Capitale, Drache, Crème, Bouche… Éparpillés un peu partout dans Bruxelles, ces cafés ont, à quelques détails près, la même carte et une ambiance similaire, que certains jugeront « bobo » ou « tendance ». Au fil des mois, le nombre d’enseignes de ce type ne fait qu’augmenter. Assiste-t-on à une uniformisation de nos cafés ?

Vous entrez dans un café et découvrez des murs blancs, des plantes à profusion, une lumière tamisée, une ambiance décontractée, une carte proposant matcha, lait de soja et ‘carrot cake’, un jeune serveur qui vous tutoie… Dans le fond de la salle, un vinyle tourne et ponctue de musique cette atmosphère tendance.

Insta(gramme) pèse dans la balance

Il est indéniable que l’esthétique d’un lieu est devenu un critère primordial.
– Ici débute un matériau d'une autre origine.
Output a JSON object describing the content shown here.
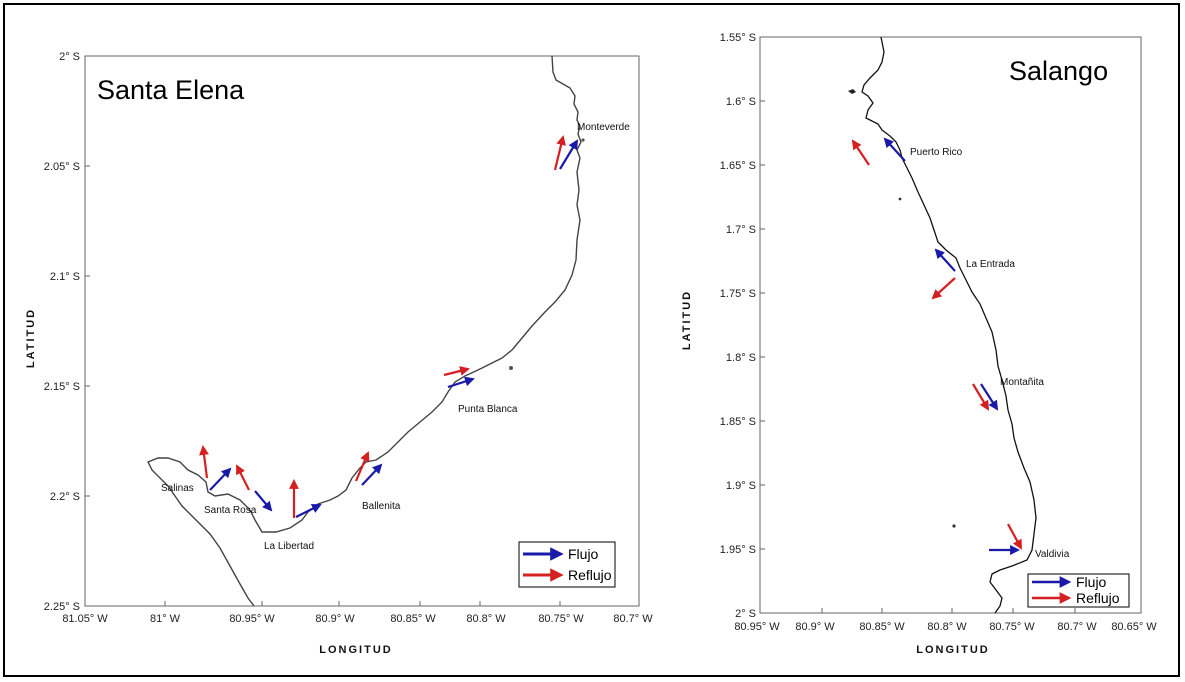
{
  "maps": [
    {
      "title": "Santa Elena",
      "xlabel": "LONGITUD",
      "ylabel": "LATITUD",
      "xticks": [
        "81.05° W",
        "81° W",
        "80.95° W",
        "80.9° W",
        "80.85° W",
        "80.8° W",
        "80.75° W",
        "80.7° W"
      ],
      "yticks": [
        "2° S",
        "2.05° S",
        "2.1° S",
        "2.15° S",
        "2.2° S",
        "2.25° S"
      ],
      "places": [
        "Monteverde",
        "Punta Blanca",
        "Ballenita",
        "La Libertad",
        "Santa Rosa",
        "Salinas"
      ],
      "legend": {
        "flow": "Flujo",
        "ebb": "Reflujo"
      }
    },
    {
      "title": "Salango",
      "xlabel": "LONGITUD",
      "ylabel": "LATITUD",
      "xticks": [
        "80.95° W",
        "80.9° W",
        "80.85° W",
        "80.8° W",
        "80.75° W",
        "80.7° W",
        "80.65° W"
      ],
      "yticks": [
        "1.55° S",
        "1.6° S",
        "1.65° S",
        "1.7° S",
        "1.75° S",
        "1.8° S",
        "1.85° S",
        "1.9° S",
        "1.95° S",
        "2° S"
      ],
      "places": [
        "Puerto Rico",
        "La Entrada",
        "Montañita",
        "Valdivia"
      ],
      "legend": {
        "flow": "Flujo",
        "ebb": "Reflujo"
      }
    }
  ],
  "colors": {
    "flow": "#1a1aa8",
    "ebb": "#d42020",
    "coast": "#333333"
  }
}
Selon une étude de visit.brussels en 2021, le cadre est le premier critère de sélection pour le choix d’un coffee shop, et ce avant même les tarifs et la carte proposée. Cette importance du cadre est en grande partie due aux réseaux sociaux. 

En effet, depuis quelques années, nous entrons dans une société de recommandation. Grâce au smartphone, la clientèle a plus de prise sur le processus de choix d’un café. Le marketing en est transformé, il ne repose plus uniquement sur les marques pour promouvoir leur enseigne, mais s’appuie aussi sur les individus – influenceurs aussi bien que simples consommateurs – partageant leurs découvertes à leur réseau virtuel.
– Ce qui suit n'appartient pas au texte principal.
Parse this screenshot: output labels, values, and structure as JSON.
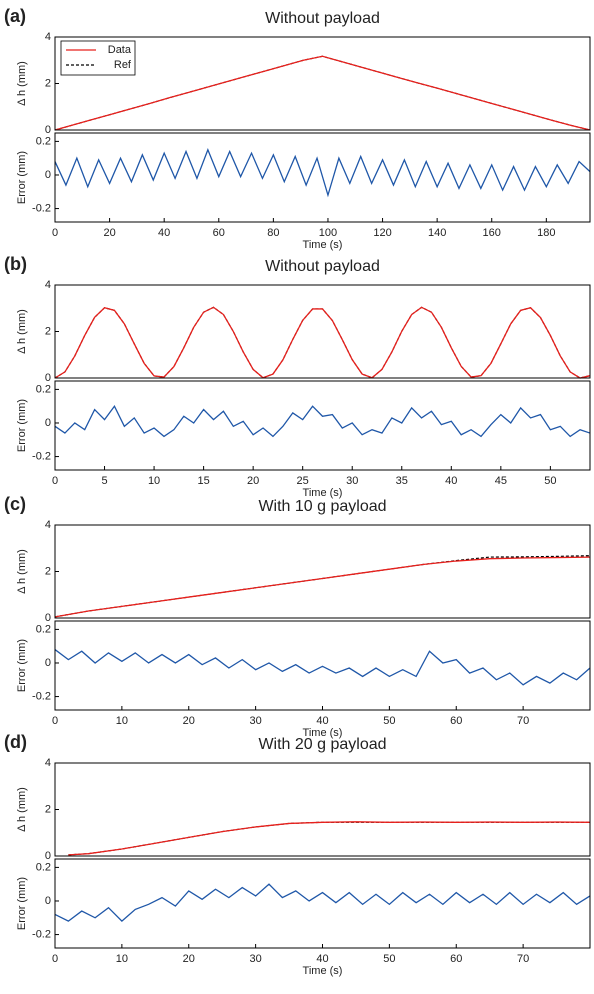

Ce phénomène a lieu en grande majorité sur TikTok et Instagram. On a tous déjà vu défiler ces vidéos montrant des cafés bruxellois dans notre feed. L’attractivité de ces lieux est étroitement liée à leur potentiel “instagrammable”. Aujourd’hui, il est devenu rare de rentrer dans un café trouvé par hasard. Nous choisissons plutôt un lieu en fonction des expériences que nous avons vues en ligne, cherchant plus ou moins consciemment à recréer ces moments partagés sur les réseaux sociaux. Et qui sait, peut-être à notre tour, alimenter nos propres publications sur ces plateformes.

Aller au café, pour quoi faire ?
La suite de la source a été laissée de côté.